Times of Eswatini
Mine training facility in pipeline
SITEKI – Aspiring youth mine workers now have the opportunity to explore this sector through training and stand a chance to be employed by the four coal mines to open doors soon in the first quarter of the year.
According to SIMAVSHEQ Consultancy and Training Director, Mavela Sigwane, his company would be opening a Lubombo Mining School soon and details about it would be announced in due course.
Sigwane said aspiring miners above 18 years and those with O’Level and International General Certificate of Secondary Education (IGCSE) would be required to also bring identity documents together with their curriculum vitae (CV).
The director said the courses comprise of miner training, mine supervisory training, jack hammer operation and support, ventilation management, mining water management, mine health and safety training, environmental management, mine rescue training and many more.

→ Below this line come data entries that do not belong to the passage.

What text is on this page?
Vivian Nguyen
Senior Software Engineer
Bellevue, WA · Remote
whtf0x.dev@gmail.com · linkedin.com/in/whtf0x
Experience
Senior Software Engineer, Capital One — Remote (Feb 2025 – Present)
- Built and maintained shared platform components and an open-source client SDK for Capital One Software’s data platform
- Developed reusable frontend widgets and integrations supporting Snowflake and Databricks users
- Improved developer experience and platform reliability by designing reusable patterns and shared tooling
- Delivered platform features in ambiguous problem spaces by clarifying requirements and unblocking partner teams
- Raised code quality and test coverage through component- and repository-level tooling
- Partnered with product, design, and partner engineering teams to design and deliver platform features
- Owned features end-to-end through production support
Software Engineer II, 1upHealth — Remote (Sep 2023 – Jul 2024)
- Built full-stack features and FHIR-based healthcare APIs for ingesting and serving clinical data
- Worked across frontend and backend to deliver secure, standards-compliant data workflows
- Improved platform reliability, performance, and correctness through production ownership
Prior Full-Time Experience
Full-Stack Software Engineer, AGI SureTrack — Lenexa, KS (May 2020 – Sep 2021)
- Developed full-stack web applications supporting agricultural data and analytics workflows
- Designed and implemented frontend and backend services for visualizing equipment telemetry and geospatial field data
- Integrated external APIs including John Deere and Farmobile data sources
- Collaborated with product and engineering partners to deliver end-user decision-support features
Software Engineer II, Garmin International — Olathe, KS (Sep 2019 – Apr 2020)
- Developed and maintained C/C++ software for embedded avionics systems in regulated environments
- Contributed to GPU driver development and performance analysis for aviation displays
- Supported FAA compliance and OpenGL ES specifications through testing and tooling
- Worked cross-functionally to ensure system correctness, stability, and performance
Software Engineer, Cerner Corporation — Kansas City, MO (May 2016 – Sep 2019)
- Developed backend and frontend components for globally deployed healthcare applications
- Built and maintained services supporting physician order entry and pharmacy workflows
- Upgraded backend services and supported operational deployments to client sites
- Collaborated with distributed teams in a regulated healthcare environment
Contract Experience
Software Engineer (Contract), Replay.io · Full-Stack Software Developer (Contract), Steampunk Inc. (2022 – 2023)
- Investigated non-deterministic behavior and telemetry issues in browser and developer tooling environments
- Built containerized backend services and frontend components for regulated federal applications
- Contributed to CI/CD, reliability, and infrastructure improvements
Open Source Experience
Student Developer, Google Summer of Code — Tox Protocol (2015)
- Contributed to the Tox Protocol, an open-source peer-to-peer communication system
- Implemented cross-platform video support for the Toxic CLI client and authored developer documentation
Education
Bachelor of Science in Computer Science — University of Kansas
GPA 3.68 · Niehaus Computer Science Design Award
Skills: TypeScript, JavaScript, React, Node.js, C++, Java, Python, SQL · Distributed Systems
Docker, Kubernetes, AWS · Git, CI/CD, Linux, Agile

He said his company was tapping in to assist the youth with skills that would be required by the mining industry in the country.
“For more details they can call these numbers; 7911 0406 or 7607 8654 so that they can be helped,” he said.
Meanwhile, Lurco Coal Eswatini has invested E5.4 billion in reopening the defunct Mpaka Colliery.
Lurco Coal Eswatini is a subsidiary of Magni Resources and their investment will create 600 direct job opportunities with about 1 000 indirectly made available from subcontracted companies.
A new coal mine at St. Philips area, Eyesive Mining management led by Jeffrey Jele (Director), Kenneth Ndlovu (Geological Consultant) and Welile Mbambo (Business Development Consultant) were introduced to the KaNgcamphalala chiefdom inner council members by Prince Guduza, who is the Chairman of the Minerals Management Board (MMB).
A budget of E10 million has been set aside for the prospecting and exploration programme.
The coal mine will cover an area of 3 100 hectares at St. Philips, an area under Siphofaneni Inkhundla.
The chairman was in the company of Sam Ntshalintshali, Sihle Mashaba, Gideon Gumede (MMB members) and Robert Biyela (Chief Mining Engineer). Another coal mine, Intessa Resources was launched at Lubhuku under Dvokodvweni Inkhundla with a projected E1.2 billion for three years with 700-1 000 direct jobs to be created.
The company will further invest E45 million towards the exploration process of the quality and quantity of coal at that area.
Intessa Resources Director Siphiwe Cele from South Africa said they projected an area of 5 000 hectares for the mine at the Lubhuku area with the exploration process.
The director said about E45 million had been set aside for the prospecting process with 25 job opportunities to be created for the local people during the setting up of the project.
According to the investment proposal presented by Intesa Resources Director Cele, a development of 400 megawatts electricity generation capacity using a combination of coal fired power station and a hybrid photovoltaic (PV) solar plant with battery storage for E12.6 billion is on the cards.
Cele said kick-starting this project would also ease the burden currently being experienced by South African power supplier, Eskom in supplying the country with electricity.
He said he had engaged the local energy regulator, Eswatini Energy Regulatory Authority (ESERA) on this matter.
On another note, New Frontier Mining has invested E200 million with 200 job opportunities to be created in the new coal mine to start operations in the first quarter of this year.
According to the mine’s Managing Director (MD) Peter Grey, the initial investment required to reach steady state will be between E160-E200 million. The MD said there would be equipment on top of that investment package that was still to be acquired.
Grey said after a very thorough process and the necessary approvals after the prospecting confirmations, the company had been granted a mining licence to mine anthracite near Mhlume. While on the other hand, New Frontier Coal Investments had the mining lease area of the project covering four farms situated in the north-east of Eswatini, which is between Tshaneni and Mhlume areas.
The footprint of the proposed mining activities will be under a land covering 15 hectares and infrastructure including offices, wash plant, shaft opening and other auxiliary structures.